Шрифт:
Интервал:
Закладка:
– Что мы просто должны продолжать искать. А пока мы, как я уже говорил, ввели ее в кому, поскольку у нее возникли проблемы с дыханием.
– Как долго…
– Сколько будет необходимо. Мы не просто должны выяснить, чем страдает ваша жена, мы должны также вылечить ее. Только когда мы будем уверены в том, что она может дышать самостоятельно, мы выведем ее из комы.
– А она… она…
– Да?
– Она может умереть, пока находится в коме?
– Этого мы не знаем.
– Нет, знаете.
Стеффенс соединил кончики пальцев. Он молчал, как будто хотел перевести разговор в более медленный темп.
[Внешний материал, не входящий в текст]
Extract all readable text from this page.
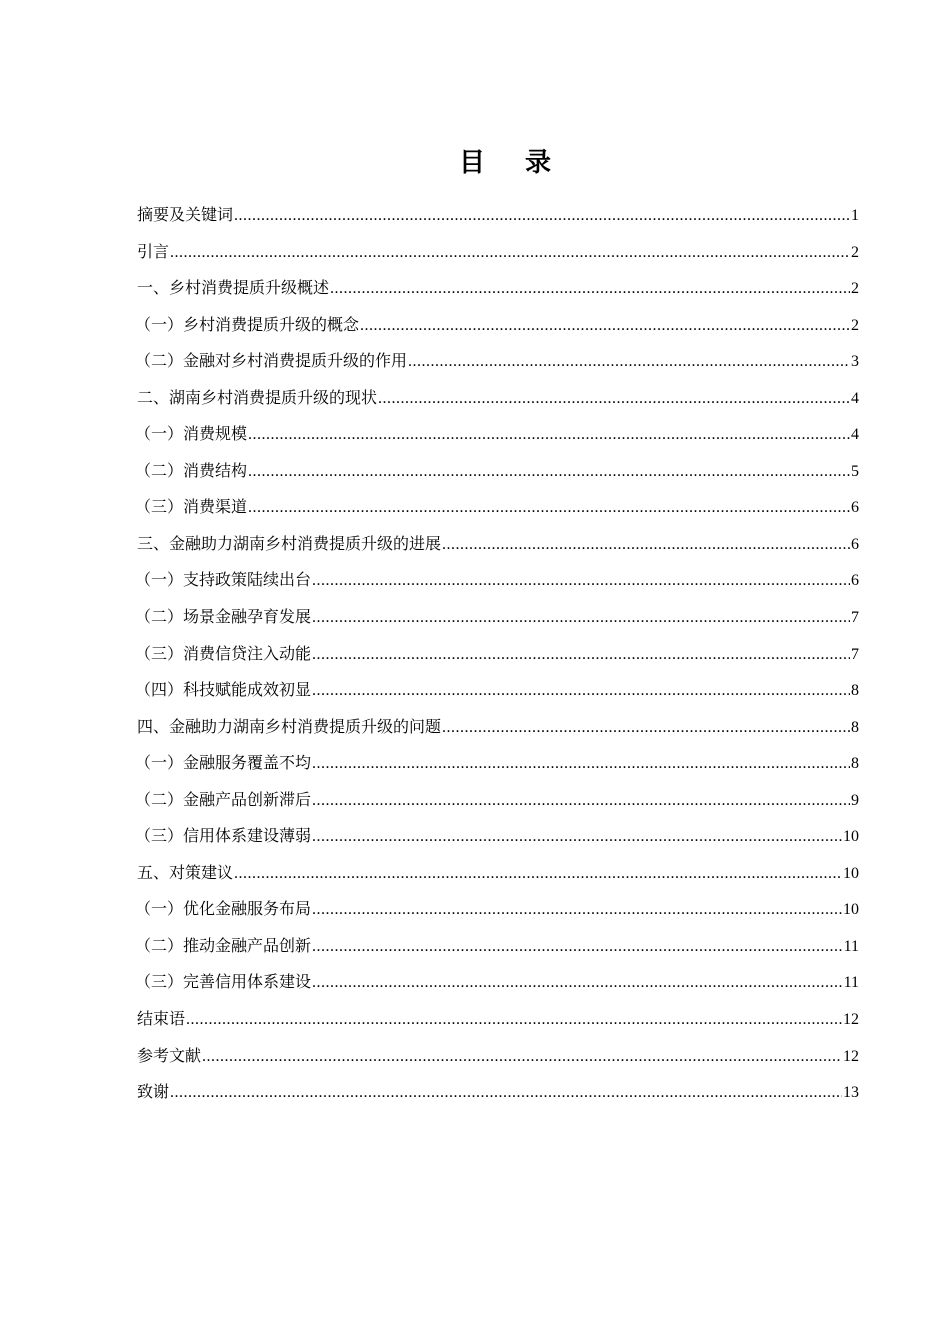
目录
摘要及关键词 .....	1
引言 .....	2
一、乡村消费提质升级概述 .....	2
（一）乡村消费提质升级的概念 .....	2
（二）金融对乡村消费提质升级的作用 .....	3
二、湖南乡村消费提质升级的现状 .....	4
（一）消费规模 .....	4
（二）消费结构 .....	5
（三）消费渠道 .....	6
三、金融助力湖南乡村消费提质升级的进展 .....	6
（一）支持政策陆续出台 .....	6
（二）场景金融孕育发展 .....	7
（三）消费信贷注入动能 .....	7
（四）科技赋能成效初显 .....	8
四、金融助力湖南乡村消费提质升级的问题 .....	8
（一）金融服务覆盖不均 .....	8
（二）金融产品创新滞后 .....	9
（三）信用体系建设薄弱 .....	10
五、对策建议 .....	10
（一）优化金融服务布局 .....	10
（二）推动金融产品创新 .....	11
（三）完善信用体系建设 .....	11
结束语 .....	12
参考文献 .....	12
致谢 .....	13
– Она может умереть, – сказал он наконец. – Мы все можем умереть, в какой-то момент времени сердце может перестать биться, но это, конечно, вопрос вероятности.
Харри понимал, что ярость, которая начинала в нем бурлить, на самом деле была вызвана не врачом и не оттарабаненными им вероятностями. Он разговаривал со многими родственниками жертв убийств и знал, что фрустрации необходима цель, а то, что цели он не находил, приводило его в еще большую ярость. Он сделал глубокий вдох:
– О каких вероятностях мы говорим?
Стеффенс развел руками:
– Как я уже сказал, мы не знаем, чем вызвано нарушение функции почек.
– Вы не знаете и потому называете это вероятностью, – сказал Харри. Замолчал. Сглотнул. Понизил тон. – Поэтому просто скажите мне, что вы думаете, исходя из того немногого, что знаете.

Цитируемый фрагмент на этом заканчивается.